Achtemeier responded by asking: “On what basis are you going to decide what God is calling us to do?” Partly through prayer, through listening, through discussion in small groups, Curtiss answered.
“I have a great deal of trust in prayer,” Achtemeier responded, but “prayer is no substitute for hard theological work.”
Freda Gardner told the group not to be intimidated by the enormity of their task — saying that God has given each of them “gifts for the common good” and that each of their experiences brings richness to the group.
Steve Yamaguchi, a pastor from Long Beach, Calif., who led the group in theological study, spoke of both Moses and Paul as being from bicultural backgrounds — Moses, being both the prince of Egypt and the son of the Hebrews, and Paul, a Jew but “not a Jerusalem home boy,” a man who came from the Roman colony at Tarsus.
People are shaped and formed in their ministry by their context — by where and how they have lived and what they’ve experienced, Yamaguchi said, telling of his own experience growing up as the son of Japanese-Americans who were ordered into internment camps during World War II and who later lived in an urban neighborhood in Los Angeles so filled with Japanese immigrants that they had “tofu delivery door-door, just like the milkman.” From there, Yamaguchi moved on to Orange County — then “a hotbed of the John Birch Society,” Yamaguchi said, and a place that he disliked at first but came to find Christ — and later to such diverse places as Gordon-Conwell College and Harvard Divinity School, from inner city congregations in the U.S. to a church in Tokyo.

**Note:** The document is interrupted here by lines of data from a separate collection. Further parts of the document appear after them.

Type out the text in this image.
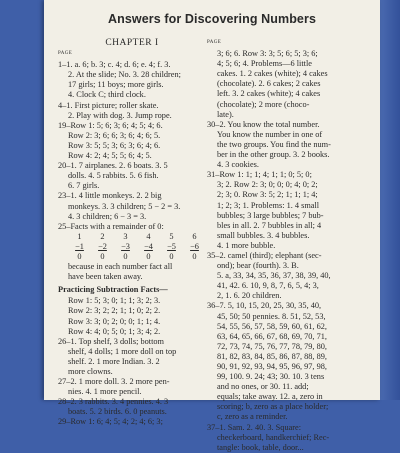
Answers for Discovering Numbers
CHAPTER I
PAGE
1–1. a. 6; b. 3; c. 4; d. 6; e. 4; f. 3.
2. At the slide; No. 3. 28 children;
17 girls; 11 boys; more girls.
4. Clock C; third clock.
4–1. First picture; roller skate.
2. Play with dog. 3. Jump rope.
19–Row 1: 5; 6; 3; 6; 4; 5; 4; 6.
Row 2: 3; 6; 6; 3; 6; 4; 6; 5.
Row 3: 5; 5; 3; 6; 3; 6; 4; 6.
Row 4: 2; 4; 5; 5; 6; 4; 5.
20–1. 7 airplanes. 2. 6 boats. 3. 5
dolls. 4. 5 rabbits. 5. 6 fish.
6. 7 girls.
23–1. 4 little monkeys. 2. 2 big
monkeys. 3. 3 children; 5 − 2 = 3.
4. 3 children; 6 − 3 = 3.
25–Facts with a remainder of 0:
1	2	3	4	5	6
−1	−2	−3	−4	−5	−6
0	0	0	0	0	0
because in each number fact all
have been taken away.
Practicing Subtraction Facts—
Row 1: 5; 3; 0; 1; 1; 3; 2; 3.
Row 2: 3; 2; 2; 1; 1; 0; 2; 2.
Row 3: 3; 0; 2; 0; 0; 1; 1; 4.
Row 4: 4; 0; 5; 0; 1; 3; 4; 2.
26–1. Top shelf, 3 dolls; bottom
shelf, 4 dolls; 1 more doll on top
shelf. 2. 1 more Indian. 3. 2
more clowns.
27–2. 1 more doll. 3. 2 more pen-
nies. 4. 1 more pencil.
28–2. 3 rabbits. 3. 4 pennies. 4. 3
boats. 5. 2 birds. 6. 0 peanuts.
29–Row 1: 6; 4; 5; 4; 2; 4; 6; 3;
PAGE
3; 6; 6. Row 3: 3; 5; 6; 5; 3; 6;
4; 5; 6; 4. Problems—6 little
cakes. 1. 2 cakes (white); 4 cakes
(chocolate). 2. 6 cakes; 2 cakes
left. 3. 2 cakes (white); 4 cakes
(chocolate); 2 more (choco-
late).
30–2. You know the total number.
You know the number in one of
the two groups. You find the num-
ber in the other group. 3. 2 books.
4. 3 cookies.
31–Row 1: 1; 1; 4; 1; 1; 0; 5; 0;
3; 2. Row 2: 3; 0; 0; 0; 4; 0; 2;
2; 3; 0. Row 3: 5; 2; 1; 1; 1; 4;
1; 2; 3; 1. Problems: 1. 4 small
bubbles; 3 large bubbles; 7 bub-
bles in all. 2. 7 bubbles in all; 4
small bubbles. 3. 4 bubbles.
4. 1 more bubble.
35–2. camel (third); elephant (sec-
ond); bear (fourth). 3. B.
5. a, 33, 34, 35, 36, 37, 38, 39, 40,
41, 42. 6. 10, 9, 8, 7, 6, 5, 4; 3,
2, 1. 6. 20 children.
36–7. 5, 10, 15, 20, 25, 30, 35, 40,
45, 50; 50 pennies. 8. 51, 52, 53,
54, 55, 56, 57, 58, 59, 60, 61, 62,
63, 64, 65, 66, 67, 68, 69, 70, 71,
72, 73, 74, 75, 76, 77, 78, 79, 80,
81, 82, 83, 84, 85, 86, 87, 88, 89,
90, 91, 92, 93, 94, 95, 96, 97, 98,
99, 100. 9. 24; 43; 30. 10. 3 tens
and no ones, or 30. 11. add;
equals; take away. 12. a, zero in
scoring; b, zero as a place holder;
c, zero as a reminder.
37–1. Sam. 2. 40. 3. Square:
checkerboard, handkerchief; Rec-
tangle: book, table, door...
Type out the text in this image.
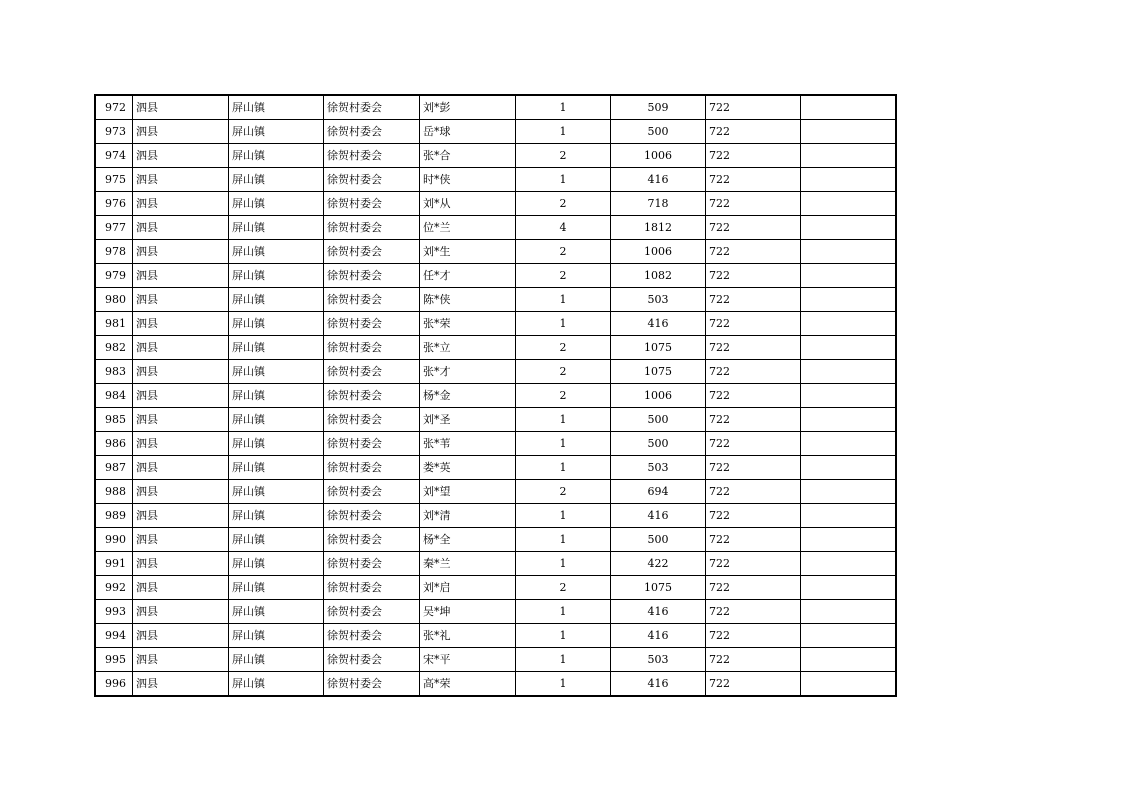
972	泗县	屏山镇	徐贺村委会	刘*彭	1	509	722	
973	泗县	屏山镇	徐贺村委会	岳*球	1	500	722	
974	泗县	屏山镇	徐贺村委会	张*合	2	1006	722	
975	泗县	屏山镇	徐贺村委会	时*侠	1	416	722	
976	泗县	屏山镇	徐贺村委会	刘*从	2	718	722	
977	泗县	屏山镇	徐贺村委会	位*兰	4	1812	722	
978	泗县	屏山镇	徐贺村委会	刘*生	2	1006	722	
979	泗县	屏山镇	徐贺村委会	任*才	2	1082	722	
980	泗县	屏山镇	徐贺村委会	陈*侠	1	503	722	
981	泗县	屏山镇	徐贺村委会	张*荣	1	416	722	
982	泗县	屏山镇	徐贺村委会	张*立	2	1075	722	
983	泗县	屏山镇	徐贺村委会	张*才	2	1075	722	
984	泗县	屏山镇	徐贺村委会	杨*金	2	1006	722	
985	泗县	屏山镇	徐贺村委会	刘*圣	1	500	722	
986	泗县	屏山镇	徐贺村委会	张*苇	1	500	722	
987	泗县	屏山镇	徐贺村委会	娄*英	1	503	722	
988	泗县	屏山镇	徐贺村委会	刘*望	2	694	722	
989	泗县	屏山镇	徐贺村委会	刘*清	1	416	722	
990	泗县	屏山镇	徐贺村委会	杨*全	1	500	722	
991	泗县	屏山镇	徐贺村委会	秦*兰	1	422	722	
992	泗县	屏山镇	徐贺村委会	刘*启	2	1075	722	
993	泗县	屏山镇	徐贺村委会	吴*坤	1	416	722	
994	泗县	屏山镇	徐贺村委会	张*礼	1	416	722	
995	泗县	屏山镇	徐贺村委会	宋*平	1	503	722	
996	泗县	屏山镇	徐贺村委会	高*荣	1	416	722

Some people in the church — many people of color, many women in the clergy — feel like they live in two worlds, that they move between worlds, probably as Moses and Paul did, Yamaguchi said (his daughters, he said, have already learned that it’s considered polite and a sign of appreciation to slurp their noodles while eating Japanese food, but not when eating spaghetti). He suggested that these people were chosen for the task force because they have that ability — they can move in more than one world — while “there are many in our church who are afraid of ‘them others,’ and they often deal with caricatures, not flesh and blood.”
Yamaguchi said “it takes grace, a gift of God,” to listen to and appreciate the experience and the ideas of others who come from different worlds, and “what I’m praying for, what I’m pleading with God for,” is that the task force can use all of their experiences to lead the church on a spiritual discovery, “to search with not only our minds, but our whole soul and heart and strength. It’s a flesh and blood incarnational adventure that we need to be about.”
Near the end of its gathering, the task force decided to assign its members to subgroups to help the task force look more intently at four areas: scriptural and theological resources; historical and ecclesiastical resources; practices conducive to discernment and building community; and consultation with and communication with the larger church.
The task force will meet again Feb. 28-March 2 in Dallas.